In the current study, hemoglobin, albumin, GNRI, and PhA were higher in PD patients with low uremic toxin levels and less fluid overload compared to the CKD5-ND patients. Low serum albumin, which is one of the chemical criteria for PEW, appears to have a higher PEW in CKD5-ND patients. Herein, we need to know that evaluating PD patients who receive a fraction of their energy requirement from glucose-containing dialysis fluid using a single marker can mask results such as a loss of muscle mass. It is not clear which method provides the most reliable method of assessing the nutritional status of ESRD patients. Therefore, it is desirable to evaluate the clinical results in a comprehensive manner using reliable, easy, and affordable methods [3,13].
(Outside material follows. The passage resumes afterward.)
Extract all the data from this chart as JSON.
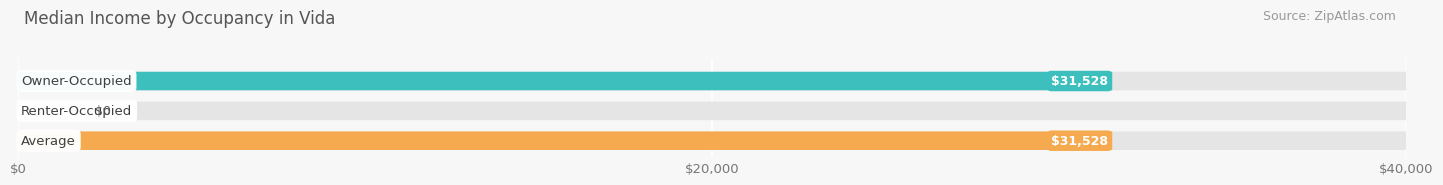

This study had some limitations. First, this was a single-center study that included a relatively small number of patients. Inflammatory markers were not measured and SGA was not evaluated. The amount of protein lost by the dialysate was not evaluated. There was a difference in the proportion of diabetics between the two groups. We could not match the cause of disease between the two groups and could not match patients’ comorbidities. All patients received renal nutritional recommendations. However, we did not control their dietary intake except in special cases such as hyperkalemia. Lastly, the residual renal function or total clearance of PD patients could not be measured. Despite these limitations, the strength of this study is that we objectively measured the nutritional status of patients who were not receiving dialysis treatment and those who were receiving peritoneal dialysis as well as their fluid balance. As far as we know, this is the first study to have attempted such an analysis.

5. Conclusions

Our findings show that suitable assessment tools for nutritional and volume status are needed and can serve as clues for early interventions for malnourishment and fluid overload in this patient group. Since BIS can inform both volume and nutritional status, regular monitoring will provide the basis for active correction of fluid overload and nutritional supplementation. However, larger prospective studies are needed in order to determine the clinical significance of PhA in patients with ESRD.